一些实现方式中,第一CPU和第二CPU可以在同时进行重置,并同时执行所述初始化指令,从而该第一CPU和第二CPU重新进入锁步模式。因此,在进行重置之前,上述至少两个CPU设置的软件可见状态完全一样,在进行重置之后,该至少两个CPU的软件可见状态仍然一样,并且都统一从外部存储器获取数据和指令,接收相同的输入指令流。
结合第一方面,在第一方面的某些实现方式中,所述确定所述至少两个CPU中发生错误的第一CPU,以及所述错误的类型,包括:所述第一CPU根据所述第一CPU对应的高级配置和电源管理接口ACPI表格,确定所述错误的类型,其中,所述ACPI表格用于记录轮询CPU的可靠性、可用性、可服务性RAS节点的状态寄存器时发现的错误。这样,当CPU发生RAS错误的时候,CPU产生中断或者系统异常而进入UEFI或者BIOS,UEFI或者BIOS遍历各个RAS节点状态寄存器,将该CPU对应的错误记录在内存的表格(即APCI表格)里面,因此操作系统的ACPI驱动解析该表格就可以知道系统中哪个节点发生了何种错误类型的错误。或者,所述第一CPU轮询所述第一CPU的RAS节点的状态寄存器,确定所述错误的类型。这样,当CPU发生RAS错误的时候,CPU中断或者系统异常,此时RAS驱动直接依次遍历各个RAS节点的状态寄存器,从而确定错误的原因,而不通过查询ACPI表格的方式获取。
在一种可能的实现方式中,第二CPU还可以轮询所述第二CPU的RAS节点的状态寄存器,确定所述第二CPU正确运行。
在一种可能的实现方式中,第二CPU还可以根据所述第二CPU对应的ACPI表格,确定所述第二CPU正确运行。

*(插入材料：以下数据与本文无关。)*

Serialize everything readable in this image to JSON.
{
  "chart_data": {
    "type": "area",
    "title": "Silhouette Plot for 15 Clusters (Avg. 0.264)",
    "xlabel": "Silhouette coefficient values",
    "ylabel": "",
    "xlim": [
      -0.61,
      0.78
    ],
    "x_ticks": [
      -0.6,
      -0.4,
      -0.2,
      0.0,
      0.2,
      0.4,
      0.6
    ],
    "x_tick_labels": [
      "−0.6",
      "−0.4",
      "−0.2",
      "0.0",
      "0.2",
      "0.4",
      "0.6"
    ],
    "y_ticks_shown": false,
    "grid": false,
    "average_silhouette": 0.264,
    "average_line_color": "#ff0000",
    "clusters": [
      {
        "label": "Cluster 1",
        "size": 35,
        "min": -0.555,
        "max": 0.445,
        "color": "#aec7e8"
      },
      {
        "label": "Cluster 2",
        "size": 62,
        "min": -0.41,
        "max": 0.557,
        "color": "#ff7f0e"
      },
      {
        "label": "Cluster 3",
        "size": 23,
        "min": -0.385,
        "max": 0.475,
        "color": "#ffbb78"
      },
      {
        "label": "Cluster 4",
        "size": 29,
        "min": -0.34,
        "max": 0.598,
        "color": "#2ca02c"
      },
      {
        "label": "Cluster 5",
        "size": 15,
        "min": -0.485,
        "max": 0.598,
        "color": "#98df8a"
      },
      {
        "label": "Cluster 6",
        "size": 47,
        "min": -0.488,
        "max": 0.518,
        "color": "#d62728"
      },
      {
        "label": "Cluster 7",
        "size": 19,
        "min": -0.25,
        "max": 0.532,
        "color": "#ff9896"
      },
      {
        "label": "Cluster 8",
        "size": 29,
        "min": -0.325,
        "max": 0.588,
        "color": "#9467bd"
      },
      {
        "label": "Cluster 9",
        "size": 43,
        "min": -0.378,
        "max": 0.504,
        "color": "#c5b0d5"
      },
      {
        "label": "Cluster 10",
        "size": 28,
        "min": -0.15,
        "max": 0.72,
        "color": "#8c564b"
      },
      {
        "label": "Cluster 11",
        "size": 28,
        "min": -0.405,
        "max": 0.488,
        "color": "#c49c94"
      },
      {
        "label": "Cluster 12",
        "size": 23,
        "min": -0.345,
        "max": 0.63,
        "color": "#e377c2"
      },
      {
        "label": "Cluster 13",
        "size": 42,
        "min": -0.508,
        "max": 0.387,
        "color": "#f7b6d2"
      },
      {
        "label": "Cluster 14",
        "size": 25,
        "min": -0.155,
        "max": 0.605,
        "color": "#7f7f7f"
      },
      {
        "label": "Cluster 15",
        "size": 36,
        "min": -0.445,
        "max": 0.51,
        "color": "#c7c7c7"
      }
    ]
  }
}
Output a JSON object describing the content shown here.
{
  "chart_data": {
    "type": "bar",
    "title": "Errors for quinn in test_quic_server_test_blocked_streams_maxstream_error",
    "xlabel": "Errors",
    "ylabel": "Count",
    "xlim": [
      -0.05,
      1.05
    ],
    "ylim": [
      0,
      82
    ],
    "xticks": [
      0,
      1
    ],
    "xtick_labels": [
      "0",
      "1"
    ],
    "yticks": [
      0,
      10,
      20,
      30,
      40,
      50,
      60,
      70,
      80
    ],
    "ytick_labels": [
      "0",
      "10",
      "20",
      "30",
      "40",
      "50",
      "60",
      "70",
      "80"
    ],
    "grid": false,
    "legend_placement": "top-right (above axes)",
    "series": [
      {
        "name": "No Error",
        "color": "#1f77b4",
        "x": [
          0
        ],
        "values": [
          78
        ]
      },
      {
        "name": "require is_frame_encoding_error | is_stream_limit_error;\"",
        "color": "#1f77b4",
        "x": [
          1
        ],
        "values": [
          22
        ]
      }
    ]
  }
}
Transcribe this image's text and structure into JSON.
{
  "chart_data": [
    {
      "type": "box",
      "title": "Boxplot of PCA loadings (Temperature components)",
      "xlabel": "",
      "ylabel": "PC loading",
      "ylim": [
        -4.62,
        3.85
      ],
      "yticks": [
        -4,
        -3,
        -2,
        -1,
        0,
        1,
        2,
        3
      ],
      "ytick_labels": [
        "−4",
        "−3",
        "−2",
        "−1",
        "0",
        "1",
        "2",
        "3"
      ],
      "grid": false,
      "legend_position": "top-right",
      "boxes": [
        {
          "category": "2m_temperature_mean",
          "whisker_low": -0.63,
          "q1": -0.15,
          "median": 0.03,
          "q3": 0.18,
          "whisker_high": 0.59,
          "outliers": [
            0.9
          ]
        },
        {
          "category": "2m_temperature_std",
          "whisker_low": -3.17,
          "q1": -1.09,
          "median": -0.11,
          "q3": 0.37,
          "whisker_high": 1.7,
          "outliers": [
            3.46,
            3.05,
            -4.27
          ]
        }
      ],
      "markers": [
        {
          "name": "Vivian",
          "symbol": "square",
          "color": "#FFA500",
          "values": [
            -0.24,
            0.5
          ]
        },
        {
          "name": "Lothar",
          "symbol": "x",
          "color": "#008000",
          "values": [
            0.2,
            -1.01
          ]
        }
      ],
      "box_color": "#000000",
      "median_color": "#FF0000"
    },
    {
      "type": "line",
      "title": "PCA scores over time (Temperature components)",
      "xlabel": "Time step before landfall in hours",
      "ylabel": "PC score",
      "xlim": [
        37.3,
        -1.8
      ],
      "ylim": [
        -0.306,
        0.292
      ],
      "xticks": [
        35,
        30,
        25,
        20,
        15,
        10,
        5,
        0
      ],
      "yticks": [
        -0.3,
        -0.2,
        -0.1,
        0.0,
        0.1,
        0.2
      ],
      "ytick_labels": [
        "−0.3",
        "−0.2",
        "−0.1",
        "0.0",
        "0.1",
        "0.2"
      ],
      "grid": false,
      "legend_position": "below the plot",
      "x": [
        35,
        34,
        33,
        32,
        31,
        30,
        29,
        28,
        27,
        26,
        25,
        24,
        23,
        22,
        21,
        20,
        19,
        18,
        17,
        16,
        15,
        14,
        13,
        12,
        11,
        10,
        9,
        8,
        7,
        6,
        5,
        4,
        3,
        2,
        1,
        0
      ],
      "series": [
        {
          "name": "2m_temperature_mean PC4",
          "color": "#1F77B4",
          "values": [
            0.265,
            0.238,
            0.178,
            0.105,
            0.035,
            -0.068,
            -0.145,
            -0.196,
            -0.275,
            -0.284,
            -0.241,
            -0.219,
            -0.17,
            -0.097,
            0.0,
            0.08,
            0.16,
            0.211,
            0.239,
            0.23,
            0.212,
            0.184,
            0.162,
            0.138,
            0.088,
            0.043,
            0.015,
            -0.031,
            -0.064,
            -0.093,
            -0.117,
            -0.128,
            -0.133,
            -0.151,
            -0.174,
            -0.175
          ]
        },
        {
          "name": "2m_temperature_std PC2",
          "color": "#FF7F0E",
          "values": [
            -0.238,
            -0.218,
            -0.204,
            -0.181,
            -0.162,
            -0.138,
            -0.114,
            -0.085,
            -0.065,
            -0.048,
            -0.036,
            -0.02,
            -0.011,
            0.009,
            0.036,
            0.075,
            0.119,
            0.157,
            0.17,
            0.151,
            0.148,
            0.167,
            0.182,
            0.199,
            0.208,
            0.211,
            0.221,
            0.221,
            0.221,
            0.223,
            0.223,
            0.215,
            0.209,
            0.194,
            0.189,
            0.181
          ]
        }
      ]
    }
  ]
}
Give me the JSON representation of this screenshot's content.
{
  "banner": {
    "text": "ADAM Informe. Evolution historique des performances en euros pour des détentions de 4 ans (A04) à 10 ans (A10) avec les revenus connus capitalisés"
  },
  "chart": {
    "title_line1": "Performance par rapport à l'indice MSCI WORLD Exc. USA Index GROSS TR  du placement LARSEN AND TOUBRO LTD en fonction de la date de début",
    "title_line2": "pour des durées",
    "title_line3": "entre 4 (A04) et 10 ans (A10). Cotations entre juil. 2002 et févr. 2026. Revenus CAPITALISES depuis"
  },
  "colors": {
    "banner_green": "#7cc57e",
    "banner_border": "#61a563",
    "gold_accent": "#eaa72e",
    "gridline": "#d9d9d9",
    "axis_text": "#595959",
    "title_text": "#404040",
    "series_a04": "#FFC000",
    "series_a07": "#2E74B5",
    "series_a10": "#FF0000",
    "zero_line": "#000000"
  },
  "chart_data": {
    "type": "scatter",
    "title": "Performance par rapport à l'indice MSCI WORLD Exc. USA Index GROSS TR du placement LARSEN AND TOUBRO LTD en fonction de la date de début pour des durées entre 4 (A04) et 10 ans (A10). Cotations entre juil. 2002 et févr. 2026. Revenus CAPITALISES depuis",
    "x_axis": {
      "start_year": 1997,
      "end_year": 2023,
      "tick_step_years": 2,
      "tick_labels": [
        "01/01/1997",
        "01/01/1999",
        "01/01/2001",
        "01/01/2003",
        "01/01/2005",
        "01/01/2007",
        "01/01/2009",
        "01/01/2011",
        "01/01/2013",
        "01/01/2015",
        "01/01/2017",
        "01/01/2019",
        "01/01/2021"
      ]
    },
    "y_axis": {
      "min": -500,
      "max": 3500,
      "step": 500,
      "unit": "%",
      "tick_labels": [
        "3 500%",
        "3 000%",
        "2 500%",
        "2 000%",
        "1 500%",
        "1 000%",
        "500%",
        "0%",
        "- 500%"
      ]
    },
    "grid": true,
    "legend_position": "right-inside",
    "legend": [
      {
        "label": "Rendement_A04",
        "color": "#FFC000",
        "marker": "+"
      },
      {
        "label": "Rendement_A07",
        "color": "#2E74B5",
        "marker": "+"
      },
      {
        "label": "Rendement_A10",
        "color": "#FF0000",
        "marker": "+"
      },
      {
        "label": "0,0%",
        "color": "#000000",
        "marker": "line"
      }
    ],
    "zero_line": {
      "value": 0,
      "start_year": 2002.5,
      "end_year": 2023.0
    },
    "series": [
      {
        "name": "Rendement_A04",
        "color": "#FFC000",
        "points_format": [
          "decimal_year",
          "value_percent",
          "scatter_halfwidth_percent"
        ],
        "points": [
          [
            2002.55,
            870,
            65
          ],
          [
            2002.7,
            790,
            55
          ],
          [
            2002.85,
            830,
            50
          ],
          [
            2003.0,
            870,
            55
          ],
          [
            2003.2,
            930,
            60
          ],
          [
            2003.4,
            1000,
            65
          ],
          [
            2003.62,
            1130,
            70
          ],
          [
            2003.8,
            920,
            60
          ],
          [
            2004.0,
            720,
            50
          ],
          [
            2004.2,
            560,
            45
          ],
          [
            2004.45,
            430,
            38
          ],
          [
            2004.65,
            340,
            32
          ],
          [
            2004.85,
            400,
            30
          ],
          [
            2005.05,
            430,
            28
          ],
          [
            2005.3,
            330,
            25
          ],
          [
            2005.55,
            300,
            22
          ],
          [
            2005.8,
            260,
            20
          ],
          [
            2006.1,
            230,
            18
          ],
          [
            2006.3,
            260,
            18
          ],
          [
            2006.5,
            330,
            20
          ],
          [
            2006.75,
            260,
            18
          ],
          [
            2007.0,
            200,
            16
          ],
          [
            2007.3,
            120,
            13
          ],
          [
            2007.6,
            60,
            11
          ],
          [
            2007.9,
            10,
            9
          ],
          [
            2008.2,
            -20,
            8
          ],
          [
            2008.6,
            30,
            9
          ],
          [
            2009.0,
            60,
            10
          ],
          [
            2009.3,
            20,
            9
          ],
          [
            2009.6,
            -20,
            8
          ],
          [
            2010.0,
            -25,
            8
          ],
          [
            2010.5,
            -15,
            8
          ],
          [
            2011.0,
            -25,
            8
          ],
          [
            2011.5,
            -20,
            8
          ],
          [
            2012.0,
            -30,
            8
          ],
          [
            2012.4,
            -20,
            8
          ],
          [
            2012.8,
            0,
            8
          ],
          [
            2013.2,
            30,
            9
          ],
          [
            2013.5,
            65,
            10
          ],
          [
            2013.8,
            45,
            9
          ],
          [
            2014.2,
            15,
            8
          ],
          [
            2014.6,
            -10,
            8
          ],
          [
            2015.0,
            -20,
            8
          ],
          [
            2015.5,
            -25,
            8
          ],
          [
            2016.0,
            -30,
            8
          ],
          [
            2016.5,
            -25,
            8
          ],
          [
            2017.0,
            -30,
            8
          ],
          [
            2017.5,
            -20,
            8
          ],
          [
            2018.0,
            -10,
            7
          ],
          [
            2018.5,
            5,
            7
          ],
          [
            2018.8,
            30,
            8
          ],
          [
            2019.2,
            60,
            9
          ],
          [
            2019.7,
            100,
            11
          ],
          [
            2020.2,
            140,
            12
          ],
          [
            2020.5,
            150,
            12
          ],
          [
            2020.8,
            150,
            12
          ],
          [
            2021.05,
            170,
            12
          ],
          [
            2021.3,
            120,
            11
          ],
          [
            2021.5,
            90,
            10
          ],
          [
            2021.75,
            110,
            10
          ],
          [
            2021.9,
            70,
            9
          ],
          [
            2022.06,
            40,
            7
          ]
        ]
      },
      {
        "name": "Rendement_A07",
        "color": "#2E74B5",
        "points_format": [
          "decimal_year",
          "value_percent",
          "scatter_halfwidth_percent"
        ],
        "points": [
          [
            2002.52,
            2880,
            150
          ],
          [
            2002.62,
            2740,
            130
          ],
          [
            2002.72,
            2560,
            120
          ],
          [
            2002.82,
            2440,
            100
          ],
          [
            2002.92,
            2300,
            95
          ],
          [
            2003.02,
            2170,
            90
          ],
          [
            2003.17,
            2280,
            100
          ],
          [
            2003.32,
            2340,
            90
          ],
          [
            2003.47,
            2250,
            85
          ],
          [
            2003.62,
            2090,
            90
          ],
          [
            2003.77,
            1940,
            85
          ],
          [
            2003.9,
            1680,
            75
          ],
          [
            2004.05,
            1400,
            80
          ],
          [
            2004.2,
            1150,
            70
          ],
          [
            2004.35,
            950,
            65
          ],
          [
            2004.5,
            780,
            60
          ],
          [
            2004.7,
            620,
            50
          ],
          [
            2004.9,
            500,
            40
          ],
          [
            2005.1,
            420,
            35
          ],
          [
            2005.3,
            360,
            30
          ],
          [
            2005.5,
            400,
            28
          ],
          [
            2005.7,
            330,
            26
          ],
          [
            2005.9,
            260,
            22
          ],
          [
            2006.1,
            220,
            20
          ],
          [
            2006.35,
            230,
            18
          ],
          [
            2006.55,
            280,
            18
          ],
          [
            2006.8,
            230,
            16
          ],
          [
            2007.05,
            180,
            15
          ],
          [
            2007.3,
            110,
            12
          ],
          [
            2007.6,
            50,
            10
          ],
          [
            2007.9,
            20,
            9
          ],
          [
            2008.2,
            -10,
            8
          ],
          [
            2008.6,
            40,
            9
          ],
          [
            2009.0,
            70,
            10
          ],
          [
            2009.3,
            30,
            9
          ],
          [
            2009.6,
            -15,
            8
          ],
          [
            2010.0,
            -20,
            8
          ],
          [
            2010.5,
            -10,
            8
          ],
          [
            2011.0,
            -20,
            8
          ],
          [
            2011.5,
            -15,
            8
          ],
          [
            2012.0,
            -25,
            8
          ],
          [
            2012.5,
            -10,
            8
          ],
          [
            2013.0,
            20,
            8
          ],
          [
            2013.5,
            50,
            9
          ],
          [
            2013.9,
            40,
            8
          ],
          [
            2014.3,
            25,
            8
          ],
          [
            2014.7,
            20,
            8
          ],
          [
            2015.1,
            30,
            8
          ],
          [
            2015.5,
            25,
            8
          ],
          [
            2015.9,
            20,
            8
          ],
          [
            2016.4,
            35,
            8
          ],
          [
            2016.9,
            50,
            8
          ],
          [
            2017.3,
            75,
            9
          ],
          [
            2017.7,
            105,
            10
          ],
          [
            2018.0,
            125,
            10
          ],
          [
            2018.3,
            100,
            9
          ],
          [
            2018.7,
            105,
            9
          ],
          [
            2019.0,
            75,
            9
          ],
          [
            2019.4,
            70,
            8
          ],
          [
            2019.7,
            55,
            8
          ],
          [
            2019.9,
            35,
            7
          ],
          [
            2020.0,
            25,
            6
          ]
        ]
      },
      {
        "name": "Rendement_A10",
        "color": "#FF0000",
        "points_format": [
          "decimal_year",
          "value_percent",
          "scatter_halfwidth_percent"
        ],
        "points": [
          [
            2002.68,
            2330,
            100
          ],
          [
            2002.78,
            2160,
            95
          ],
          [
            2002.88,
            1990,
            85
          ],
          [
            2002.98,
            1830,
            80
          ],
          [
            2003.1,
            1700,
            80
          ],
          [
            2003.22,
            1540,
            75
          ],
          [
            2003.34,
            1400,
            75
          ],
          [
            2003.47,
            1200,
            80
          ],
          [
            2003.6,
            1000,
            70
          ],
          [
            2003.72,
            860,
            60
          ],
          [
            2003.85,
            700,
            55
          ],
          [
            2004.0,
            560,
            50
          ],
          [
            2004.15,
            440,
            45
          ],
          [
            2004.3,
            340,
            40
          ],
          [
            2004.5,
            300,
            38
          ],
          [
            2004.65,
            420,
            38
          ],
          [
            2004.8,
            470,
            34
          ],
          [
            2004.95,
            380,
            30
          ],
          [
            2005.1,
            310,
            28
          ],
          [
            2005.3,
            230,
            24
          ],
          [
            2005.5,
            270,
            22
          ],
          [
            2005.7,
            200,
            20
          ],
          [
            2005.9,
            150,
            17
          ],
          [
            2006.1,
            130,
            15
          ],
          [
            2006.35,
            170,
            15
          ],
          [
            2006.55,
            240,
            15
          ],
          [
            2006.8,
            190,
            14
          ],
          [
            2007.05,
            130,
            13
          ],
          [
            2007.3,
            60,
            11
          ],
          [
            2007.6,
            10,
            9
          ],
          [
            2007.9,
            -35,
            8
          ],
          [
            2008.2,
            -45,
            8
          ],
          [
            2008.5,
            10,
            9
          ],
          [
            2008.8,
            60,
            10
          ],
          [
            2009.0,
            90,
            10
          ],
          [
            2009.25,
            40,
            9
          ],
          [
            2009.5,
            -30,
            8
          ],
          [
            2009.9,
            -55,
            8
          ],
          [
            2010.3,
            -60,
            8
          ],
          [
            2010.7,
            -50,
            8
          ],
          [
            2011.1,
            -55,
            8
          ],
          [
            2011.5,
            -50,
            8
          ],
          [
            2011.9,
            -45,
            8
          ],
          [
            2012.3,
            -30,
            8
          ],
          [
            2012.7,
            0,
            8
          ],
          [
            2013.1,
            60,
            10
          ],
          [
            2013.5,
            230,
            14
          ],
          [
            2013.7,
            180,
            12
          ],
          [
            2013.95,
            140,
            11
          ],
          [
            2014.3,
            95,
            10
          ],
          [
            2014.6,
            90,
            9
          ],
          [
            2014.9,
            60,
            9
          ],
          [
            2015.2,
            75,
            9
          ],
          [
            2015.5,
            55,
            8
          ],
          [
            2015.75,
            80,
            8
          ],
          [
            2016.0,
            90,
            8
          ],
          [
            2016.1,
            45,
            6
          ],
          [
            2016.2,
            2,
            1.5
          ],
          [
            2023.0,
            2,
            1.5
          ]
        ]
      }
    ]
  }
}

在一种可能的实现方式中,当该至少两个CPU进入到split模式时,每个CPU可以确定自己是否出错,而并不需要查询RAS节点,或ACPI表格。也就是说,此时可以直接确定哪些CPU为发生错误的CPU,哪些CPU为正确运行的CPU。
结合第一方面,在第一方面的某些实现方式中,所述处于锁步模式的至少两个中央处理单元CPU接收中断,包括:所述至少两个CPU接收中断控制器发送的所述中断,其中,所述中断控制器在比较电路确定所述至少两个CPU的输出不一致时向所述至少两个CPU发送所述中断。
在一种可能的实现方式中,比较电路可以由专门的硬件电路实现,且不设置在关键路径上,比如可以设置于CPU的外面,这样比较电路对CPU的性能没有影响。
在一种可能的实现方式中,比较电路为CPU时钟周期(cycle)级别的比较电路。具体的,lockstep CPU对应的比较电路与该lockstep CPU共用时钟源(clock source),以保证比较电路和CPU在同一个频率上面,实现cycle-by-cycle的数据比较,从而能够及时发现错误,尽早进行错误恢复,或其他进一步的处理。
结合第一方面,在第一方面的某些实现方式中,所述至少两个CPU的输出包括所述至少两个CPU中的每个CPU的内部总线输出、所述每个CPU对外部总线输出和所述每个CPU的层3缓存控制逻辑输出中的至少一种。
结合第一方面,在第一方面的某些实现方式中,所述确定所述至少两个CPU中发生错误的第一CPU,以及所述错误的类型,包括:
查询所述比较电路对应的RAS节点的状态寄存器,确定所述至少两个CPU发生的错误的所述第一CPU,以及所述错误的类型。
这种情况下,当比较器确定获取的CPU的输出不一致时,可以上报RAS中断错误,同时在该比较器对应的RAS节点的寄存器中提供对比不一致的数据的信息,比如错误数据地址,错误模块,错误类型等中的至少一种。
结合第一方面,在第一方面的某些实现方式中,还包括:基于所述错误的类型为不可恢复错误,所述至少两个CPU停止运行。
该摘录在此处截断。